Following the October 1999 military coup, retired General Pervez Musharraf had implicated PM Sharif’s family in three corruption references including the Hudaibya Paper Mills case. However in 2014, an accountability court had quashed the reference.
The case came to the forefront when a five-judge bench, headed by Justice Asif Saeed Khosa, took up the Pakistan Tehreek-i-Insaf’s plea seeking Mr Dar’s disqualification as finance minister on charges of facilitating the Sharif family in allegedly laundering Rs1.2bn.
The sources in the JIT said the SECP had provided the investigation team the annual returns, financial reports of the Hudaibya Paper Mills, details of its authorised and paid-up capital each year, and details of shareholders as well as owners and directors.
They said the SECP had also provided original reports of audited accounts of each fiscal year, reports on the financial health of the paper mills, details of taxes deposited with the exchequer and details of various transactions.
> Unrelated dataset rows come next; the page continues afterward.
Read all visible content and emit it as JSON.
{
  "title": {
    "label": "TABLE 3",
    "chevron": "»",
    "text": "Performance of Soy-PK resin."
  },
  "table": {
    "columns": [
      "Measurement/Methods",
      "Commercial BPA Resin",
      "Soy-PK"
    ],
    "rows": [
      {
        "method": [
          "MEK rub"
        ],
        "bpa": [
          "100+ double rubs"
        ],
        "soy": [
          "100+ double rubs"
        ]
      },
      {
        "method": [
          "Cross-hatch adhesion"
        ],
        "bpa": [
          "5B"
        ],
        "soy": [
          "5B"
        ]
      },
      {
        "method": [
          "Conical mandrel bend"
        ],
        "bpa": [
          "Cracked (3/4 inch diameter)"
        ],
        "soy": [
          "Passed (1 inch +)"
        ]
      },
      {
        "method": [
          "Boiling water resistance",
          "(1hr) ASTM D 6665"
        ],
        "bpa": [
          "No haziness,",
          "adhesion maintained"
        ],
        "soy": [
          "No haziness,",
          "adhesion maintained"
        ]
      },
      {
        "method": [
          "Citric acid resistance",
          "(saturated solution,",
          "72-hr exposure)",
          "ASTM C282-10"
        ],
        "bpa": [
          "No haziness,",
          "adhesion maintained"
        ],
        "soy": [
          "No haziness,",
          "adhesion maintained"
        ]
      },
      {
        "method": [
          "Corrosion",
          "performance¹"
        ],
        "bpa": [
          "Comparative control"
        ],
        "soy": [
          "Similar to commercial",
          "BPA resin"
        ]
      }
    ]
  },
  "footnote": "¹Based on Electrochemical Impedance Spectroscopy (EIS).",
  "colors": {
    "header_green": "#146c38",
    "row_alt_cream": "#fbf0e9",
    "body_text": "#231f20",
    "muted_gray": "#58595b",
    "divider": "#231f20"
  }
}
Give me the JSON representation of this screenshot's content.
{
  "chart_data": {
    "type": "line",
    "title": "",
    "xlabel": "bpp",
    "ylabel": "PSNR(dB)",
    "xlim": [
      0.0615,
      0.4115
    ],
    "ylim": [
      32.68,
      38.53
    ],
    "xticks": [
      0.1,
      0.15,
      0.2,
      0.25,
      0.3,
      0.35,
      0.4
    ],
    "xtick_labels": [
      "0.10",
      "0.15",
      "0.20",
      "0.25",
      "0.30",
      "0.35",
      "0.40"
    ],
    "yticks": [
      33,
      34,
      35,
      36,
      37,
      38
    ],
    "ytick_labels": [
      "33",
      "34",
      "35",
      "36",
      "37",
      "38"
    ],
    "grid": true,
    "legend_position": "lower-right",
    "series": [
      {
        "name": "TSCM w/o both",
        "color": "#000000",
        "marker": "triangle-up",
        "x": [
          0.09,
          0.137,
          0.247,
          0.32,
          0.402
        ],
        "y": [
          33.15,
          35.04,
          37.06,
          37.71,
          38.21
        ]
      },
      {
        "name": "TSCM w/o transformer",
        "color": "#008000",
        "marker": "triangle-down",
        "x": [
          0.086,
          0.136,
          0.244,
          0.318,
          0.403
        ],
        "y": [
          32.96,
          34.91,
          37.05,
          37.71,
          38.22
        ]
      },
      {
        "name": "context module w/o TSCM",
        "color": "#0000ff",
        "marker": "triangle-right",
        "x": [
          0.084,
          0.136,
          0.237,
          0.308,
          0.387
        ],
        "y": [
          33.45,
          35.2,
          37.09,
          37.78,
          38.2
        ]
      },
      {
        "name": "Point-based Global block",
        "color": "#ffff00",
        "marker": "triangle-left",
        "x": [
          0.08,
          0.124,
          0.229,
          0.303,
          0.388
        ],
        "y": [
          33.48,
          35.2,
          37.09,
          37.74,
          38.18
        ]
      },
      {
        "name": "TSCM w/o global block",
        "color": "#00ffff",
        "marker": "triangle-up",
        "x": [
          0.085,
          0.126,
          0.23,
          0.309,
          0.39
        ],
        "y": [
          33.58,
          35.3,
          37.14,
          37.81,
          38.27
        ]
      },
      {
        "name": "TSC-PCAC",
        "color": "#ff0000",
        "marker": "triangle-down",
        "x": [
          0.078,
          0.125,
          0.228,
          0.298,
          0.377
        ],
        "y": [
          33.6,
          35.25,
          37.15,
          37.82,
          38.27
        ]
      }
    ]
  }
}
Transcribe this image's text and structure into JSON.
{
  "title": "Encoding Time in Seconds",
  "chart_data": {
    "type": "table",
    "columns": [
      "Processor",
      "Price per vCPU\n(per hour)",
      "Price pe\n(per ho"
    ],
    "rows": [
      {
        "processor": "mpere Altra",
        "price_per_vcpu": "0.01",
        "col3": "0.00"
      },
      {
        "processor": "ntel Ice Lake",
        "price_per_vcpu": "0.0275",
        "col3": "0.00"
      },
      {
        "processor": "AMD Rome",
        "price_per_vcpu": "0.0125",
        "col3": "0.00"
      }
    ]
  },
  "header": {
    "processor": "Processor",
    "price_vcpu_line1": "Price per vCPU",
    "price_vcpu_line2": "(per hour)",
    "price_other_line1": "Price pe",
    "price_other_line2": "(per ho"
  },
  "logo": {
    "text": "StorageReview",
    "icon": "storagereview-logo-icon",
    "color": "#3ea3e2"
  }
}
The JIT had earlier obtained from the National Accountability Bureau (NAB) investigation reports, certified copies of the Hudaibya Paper Mills case and attested order sheets of the accountability court as well as copies of proceedings of the Lahore High Court (LHC), the sources said, adding that the State Bank of Pakistan (SBP) had also shared details related to the Hudaibya Paper Mills.
Qatari letter
The JIT on Monday also examined a reply from Qatari ex-PM Hamad bin Jassim bin Jaber Al-Thani. The JIT had written letters to the Qatari prince on May 19 and May 27, requesting his availability to record a statement in connection with the Panama Papers probe.
The prime minister’s legal team had produced two letters from the Qatari prince in a bid to establish a money trail of the London properties.
In November last year, the Sharif family revealed that the four London apartments were purchased through offshore investments involving a member of the Qatari royal family. A letter written by the Qatari prince claimed that the London properties were purchased from the proceeds of their real estate businesses in which the prime minister’s father, Mian Muhammad Sharif, had invested 12 million dirhams in 1980.
In a recent communication with the JIT, Sheikh Hamad stated that he owned the contents of his previous letter, the sources said.
During the hearing of objections raised by the prime minister’s son regarding two JIT members, the apex court had remarked that if the Qatari prince did not testify or own his earlier letters, the investigation team could discard the evidence.
The JIT had also examined legal aspects of Sheikh Hamad’s reply, the sources said, adding that the investigation team had examined the possibilities of recording his statement through a video link, dispatching a team abroad or discarding the statement as a last resort.
The sources further said that the JIT would place this matter before the apex court during the hearing to examine the JIT’s fortnightly progress report on June 7.